西島さんと遠藤(憲一)さんのラブシーン、もうめちゃくちゃ濃厚だったじゃないですか。僕、この間お会いする機会があった時に、西島さんに「撮影の時にケアとかされたんですか?」とお伺いしたんですよ。普通、女優さんとラブシーンがあったら、口臭が気になってケアしたりするじゃないですか。今回もしたのかなと思ってお伺いしたら「ケアしました」と教えていただきました。信長と蘭丸のシーンもあったし、信長が光秀から好かれて喜ぶところもあって、テレビではなかなか描かれないエピソードが面白かったです。

――例えばもぐらさんも、武さんにある種惚れているような気持ちもあるんでしょうか?

僕は本当には憧れてて好きですけど、おこがましいというか。やっぱり本当に武さんを君主として尊敬していらっしゃるのは、たけし軍団の方々じゃないですか?

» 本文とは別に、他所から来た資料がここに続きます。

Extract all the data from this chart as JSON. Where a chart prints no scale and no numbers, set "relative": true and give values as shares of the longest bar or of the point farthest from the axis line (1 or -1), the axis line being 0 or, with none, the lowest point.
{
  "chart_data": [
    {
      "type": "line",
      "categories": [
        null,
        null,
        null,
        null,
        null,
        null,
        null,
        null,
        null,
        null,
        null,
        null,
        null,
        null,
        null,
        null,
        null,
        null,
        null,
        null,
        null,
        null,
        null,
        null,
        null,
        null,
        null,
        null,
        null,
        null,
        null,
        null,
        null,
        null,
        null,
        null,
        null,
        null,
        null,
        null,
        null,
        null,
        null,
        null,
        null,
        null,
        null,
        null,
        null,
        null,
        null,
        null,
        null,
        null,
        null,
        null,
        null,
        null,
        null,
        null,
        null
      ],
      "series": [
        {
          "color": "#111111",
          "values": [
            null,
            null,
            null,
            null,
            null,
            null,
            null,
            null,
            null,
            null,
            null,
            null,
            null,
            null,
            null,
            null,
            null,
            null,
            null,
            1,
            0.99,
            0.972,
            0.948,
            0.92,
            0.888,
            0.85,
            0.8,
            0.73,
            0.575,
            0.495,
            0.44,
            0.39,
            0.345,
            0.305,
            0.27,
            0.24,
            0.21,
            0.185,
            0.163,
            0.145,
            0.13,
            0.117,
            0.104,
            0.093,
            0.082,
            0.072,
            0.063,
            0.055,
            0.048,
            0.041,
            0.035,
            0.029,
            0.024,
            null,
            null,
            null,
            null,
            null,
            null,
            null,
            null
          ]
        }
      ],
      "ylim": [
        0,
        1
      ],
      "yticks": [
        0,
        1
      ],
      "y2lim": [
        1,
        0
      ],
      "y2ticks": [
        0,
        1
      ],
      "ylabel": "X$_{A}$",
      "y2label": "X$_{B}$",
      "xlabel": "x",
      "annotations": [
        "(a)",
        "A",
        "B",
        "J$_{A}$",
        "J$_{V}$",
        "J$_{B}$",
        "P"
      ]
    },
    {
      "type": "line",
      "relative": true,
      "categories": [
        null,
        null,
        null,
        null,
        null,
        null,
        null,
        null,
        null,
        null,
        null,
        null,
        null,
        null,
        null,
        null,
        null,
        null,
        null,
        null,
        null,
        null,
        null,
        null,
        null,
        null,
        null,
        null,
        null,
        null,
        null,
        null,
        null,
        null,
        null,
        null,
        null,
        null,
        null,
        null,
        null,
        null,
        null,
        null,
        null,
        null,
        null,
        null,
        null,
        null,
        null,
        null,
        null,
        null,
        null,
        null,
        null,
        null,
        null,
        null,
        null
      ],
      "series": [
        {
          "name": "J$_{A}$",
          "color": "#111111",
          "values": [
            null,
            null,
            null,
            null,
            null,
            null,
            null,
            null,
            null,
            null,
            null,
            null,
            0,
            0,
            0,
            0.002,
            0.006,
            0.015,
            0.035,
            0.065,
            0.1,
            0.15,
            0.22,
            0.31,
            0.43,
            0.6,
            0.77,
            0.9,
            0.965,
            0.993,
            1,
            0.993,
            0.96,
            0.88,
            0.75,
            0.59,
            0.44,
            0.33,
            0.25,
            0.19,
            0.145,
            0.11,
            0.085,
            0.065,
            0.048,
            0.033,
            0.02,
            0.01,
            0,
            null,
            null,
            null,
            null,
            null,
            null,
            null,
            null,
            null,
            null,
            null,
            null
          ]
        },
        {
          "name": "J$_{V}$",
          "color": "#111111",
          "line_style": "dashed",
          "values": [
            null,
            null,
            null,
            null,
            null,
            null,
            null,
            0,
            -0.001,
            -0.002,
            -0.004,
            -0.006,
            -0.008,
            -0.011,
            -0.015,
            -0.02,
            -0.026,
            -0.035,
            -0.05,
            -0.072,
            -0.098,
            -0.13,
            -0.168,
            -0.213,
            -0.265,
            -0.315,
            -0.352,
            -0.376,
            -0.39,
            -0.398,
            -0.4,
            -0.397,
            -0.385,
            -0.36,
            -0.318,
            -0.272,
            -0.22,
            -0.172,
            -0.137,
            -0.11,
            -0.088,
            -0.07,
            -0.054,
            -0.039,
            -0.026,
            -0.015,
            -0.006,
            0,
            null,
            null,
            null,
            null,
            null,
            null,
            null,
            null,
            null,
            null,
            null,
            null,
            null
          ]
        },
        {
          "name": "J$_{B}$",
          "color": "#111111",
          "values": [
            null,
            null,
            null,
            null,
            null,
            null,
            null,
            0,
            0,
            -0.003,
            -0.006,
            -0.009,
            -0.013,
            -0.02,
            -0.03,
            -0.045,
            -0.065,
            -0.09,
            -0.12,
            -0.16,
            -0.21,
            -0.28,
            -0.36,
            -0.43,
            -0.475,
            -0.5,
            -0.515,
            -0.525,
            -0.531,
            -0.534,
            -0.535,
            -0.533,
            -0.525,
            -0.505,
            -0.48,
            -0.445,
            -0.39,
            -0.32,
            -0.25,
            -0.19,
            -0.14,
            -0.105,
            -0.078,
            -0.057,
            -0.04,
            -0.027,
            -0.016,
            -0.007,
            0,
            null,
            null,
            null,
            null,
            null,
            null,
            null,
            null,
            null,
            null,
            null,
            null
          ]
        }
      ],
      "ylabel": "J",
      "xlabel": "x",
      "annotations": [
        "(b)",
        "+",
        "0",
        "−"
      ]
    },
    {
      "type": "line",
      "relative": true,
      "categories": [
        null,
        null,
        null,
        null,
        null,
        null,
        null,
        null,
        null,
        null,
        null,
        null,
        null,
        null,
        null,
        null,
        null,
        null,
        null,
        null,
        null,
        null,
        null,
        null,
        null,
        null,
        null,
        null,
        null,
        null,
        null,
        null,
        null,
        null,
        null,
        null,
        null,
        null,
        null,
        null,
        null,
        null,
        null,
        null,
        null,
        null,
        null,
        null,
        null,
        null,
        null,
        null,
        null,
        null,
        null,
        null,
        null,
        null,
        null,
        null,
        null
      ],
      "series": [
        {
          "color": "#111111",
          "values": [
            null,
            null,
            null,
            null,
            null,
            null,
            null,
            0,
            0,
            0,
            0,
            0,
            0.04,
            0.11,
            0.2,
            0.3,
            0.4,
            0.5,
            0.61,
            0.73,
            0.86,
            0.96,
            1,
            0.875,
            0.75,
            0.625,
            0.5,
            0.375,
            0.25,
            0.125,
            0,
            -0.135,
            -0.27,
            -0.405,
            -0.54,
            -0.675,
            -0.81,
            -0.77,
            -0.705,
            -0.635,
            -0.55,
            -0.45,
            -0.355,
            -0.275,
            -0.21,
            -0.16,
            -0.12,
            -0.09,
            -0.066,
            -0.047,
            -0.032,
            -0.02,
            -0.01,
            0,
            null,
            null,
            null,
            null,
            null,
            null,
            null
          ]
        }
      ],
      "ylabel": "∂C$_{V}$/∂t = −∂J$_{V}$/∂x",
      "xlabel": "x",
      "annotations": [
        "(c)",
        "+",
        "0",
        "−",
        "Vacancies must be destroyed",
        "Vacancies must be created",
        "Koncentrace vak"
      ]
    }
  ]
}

――今後、自分も武さんの作品に出演したいという気持ちはあるんですか?

いやあ、出れないですよ! なんか……道でうんこ踏む役とかあったら(笑)。出たいなんて言えないですよ、やっぱり! 観ているだけで楽しませていただいています。

■鈴木もぐら
1987年5月13日生まれ、千葉県出身。2012年に水川かたまりとお笑いコンビ 空気階段を結成。2021年にはキングオブコントで優勝するなど話題に。俳優としても活躍の場を広げ、2023年にはドラマ『ゼイチョー~『払えない』にはワケがある~』にレギュラー出演。2024年には出演ドラマ『PORTAL-X ~ドアの向こうの観察記録~』放送が控えている。